Appropriation is the process by which commodities become objects and takes
place at the time an object, technology or message is sold. At that point, the object leaves the world of commodity and is possessed and owned by an individual or household (Silverstone, Hirsch & Morley 1992, p. 21). The appropriation process is relevant not only to material objects but also to the selection of media content, such as television programs and software or subscription to a mobile network. When the object or mediated texts and services are taken to the moral economy of the household, the meaning ascribed to them in the public sphere is transformed.
Objectification refers to the display of the object in the household expressing
the household’s sense of itself and place in the world. Objectification reflects spatial differentiation between private, shared, adult, child, male and female spaces, reflecting the geography of the home. ICTs are also objectified via consideration of and selection for their compatibility with the aesthetic environment of the household. Their display and appropriation take place in relation to other objects in the household in an already constructed meaningful spatial environment, leading some, for example, to place expensive technologies for maximum visibility. Even non-material and semi-material
objects are objectified within the moral economy of the household, such as when television programs are discussed or photographs of celebrities are displayed (Silverstone, Hirsch & Morley 1992, pp. 23-4).

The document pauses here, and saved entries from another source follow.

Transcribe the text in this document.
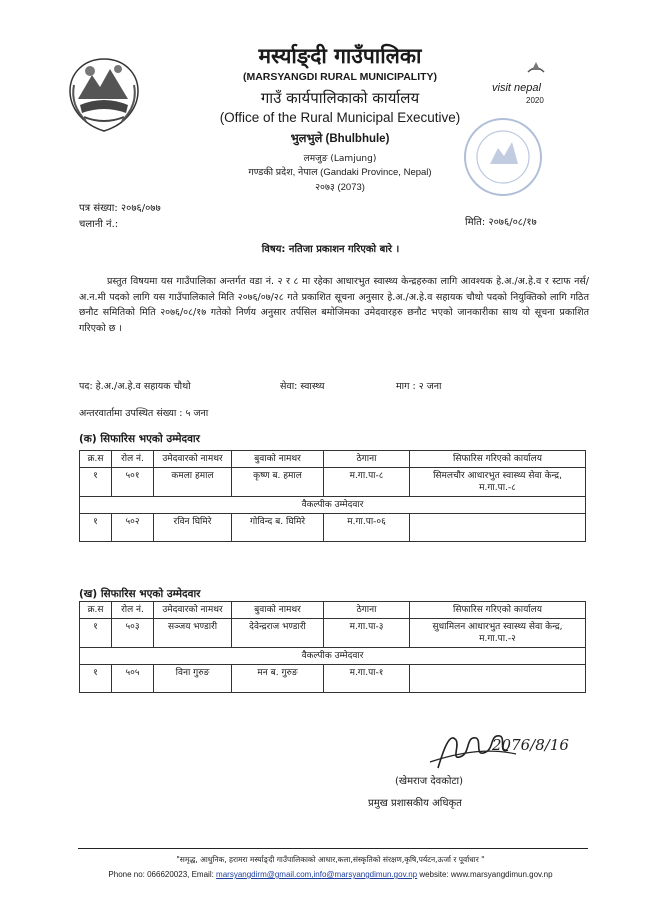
मर्स्याङ्दी गाउँपालिका
(MARSYANGDI RURAL MUNICIPALITY)
गाउँ कार्यपालिकाको कार्यालय
(Office of the Rural Municipal Executive)
भुलभुले (Bhulbhule)
लमजुङ (Lamjung)
गण्डकी प्रदेश, नेपाल (Gandaki Province, Nepal)
२०७३ (2073)
visit nepal
2020
पत्र संख्या: २०७६/०७७
चलानी नं.:	मिति: २०७६/०८/१७
विषय: नतिजा प्रकाशन गरिएको बारे ।
प्रस्तुत विषयमा यस गाउँपालिका अन्तर्गत वडा नं. २ र ८ मा रहेका आधारभुत स्वास्थ्य केन्द्रहरुका लागि आवश्यक हे.अ./अ.हे.व र स्टाफ नर्स/अ.न.मी पदको लागि यस गाउँपालिकाले मिति २०७६/०७/२८ गते प्रकाशित सूचना अनुसार हे.अ./अ.हे.व सहायक चौथो पदको नियुक्तिको लागि गठित छनौट समितिको मिति २०७६/०८/१७ गतेको निर्णय अनुसार तर्पसिल बमोजिमका उमेदवारहरु छनौट भएको जानकारीका साथ यो सूचना प्रकाशित गरिएको छ ।
पद: हे.अ./अ.हे.व सहायक चौथो	सेवा: स्वास्थ्य	माग : २ जना
अन्तरवार्तामा उपस्थित संख्या : ५ जना
(क) सिफारिस भएको उम्मेदवार
क्र.स	रोल नं.	उमेदवारको नामथर	बुवाको नामथर	ठेगाना	सिफारिस गरिएको कार्यालय
१	५०१	कमला हमाल	कृष्ण ब. हमाल	म.गा.पा-८	सिमलचौर आधारभुत स्वास्थ्य सेवा केन्द्र, म.गा.पा.-८
वैकल्पीक उम्मेदवार					
१	५०२	रविन घिमिरे	गोविन्द ब. घिमिरे	म.गा.पा-०६	
(ख) सिफारिस भएको उम्मेदवार
क्र.स	रोल नं.	उमेदवारको नामथर	बुवाको नामथर	ठेगाना	सिफारिस गरिएको कार्यालय
१	५०३	सञ्जय भण्डारी	देवेन्द्रराज भण्डारी	म.गा.पा-३	सुधामिलन आधारभुत स्वास्थ्य सेवा केन्द्र, म.गा.पा.-२
वैकल्पीक उम्मेदवार					
१	५०५	विना गुरुङ	मन ब. गुरुङ	म.गा.पा-१	
2076/8/16
(खेमराज देवकोटा)
प्रमुख प्रशासकीय अधिकृत
"समृद्ध, आधुनिक, हरामरा मर्स्याङ्दी गाउँपालिकाको आधार,कला,संस्कृतिको संरक्षण,कृषि,पर्यटन,ऊर्जा र पूर्वाधार "
Phone no: 066620023, Email: marsyangdirm@gmail.com,info@marsyangdimun.gov.np website: www.marsyangdimun.gov.np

Incorporation refers to the ways in which technologies are used. To be
functional, a technology must find a place within the moral economy of the household and be incorporated into its daily routine. The functions of a technology may differ from the expectations of its designers and marketers. For example, mobile phones acquired for business or economic purposes may also be used for social purposes. A technology can be used to save time, control time (video function and microwave) and spend time better (listen to the radio while travelling). The incorporation of technology into the household also reflects issues of power in relation to gender and age differentiations and reinforcement, as well as assertions of status within the home, such as who has access to a technology and when. For an individually-owned and used technology such as a mobile phone, the same issues arise if it is shared between multiple members of the household or when it is bought by one member for the use of another (e.g. parent for child) (Silverstone, Hirsch & Morley 1992, pp. 24-5).
Conversion is the ‘relationship between the household and outside world – the
boundary across which artefacts and meanings, texts and technologies, pass as the household defines and claims for itself and its members a status in the neighbourhood or within work and peer groups in the ‘wider society’ (Silverstone, Hirsch & Morley 1992, p. 25). Comparing meanings to currencies, and because some technologies can be converted while some cannot, it is argued that even though the household facilitates negotiation and transformation of the meaning of commodities, if they are not displayed or accepted outside the home they remain private, inaccessible or irrelevant in the public sphere. For example, television programs are a topic in daily conversations or the currency of daily life. The expression of the moral economy of the household would be important for an individual to enter a certain social group, for instance, teenagers using recorded music or a collection of computer games to join a peer-group (Silverstone, Hirsch & Morley 1992, pp. 25 -6). Children not allowed or unable to access such technologies or consume those texts, are excluded from such conversations and groups.
Hence, domestication theory is useful when exploring the complexity between mobile phone appropriation and users- in this case the research participants and its integration into their daily lives- which are not uniform and cannot be neatly categorised.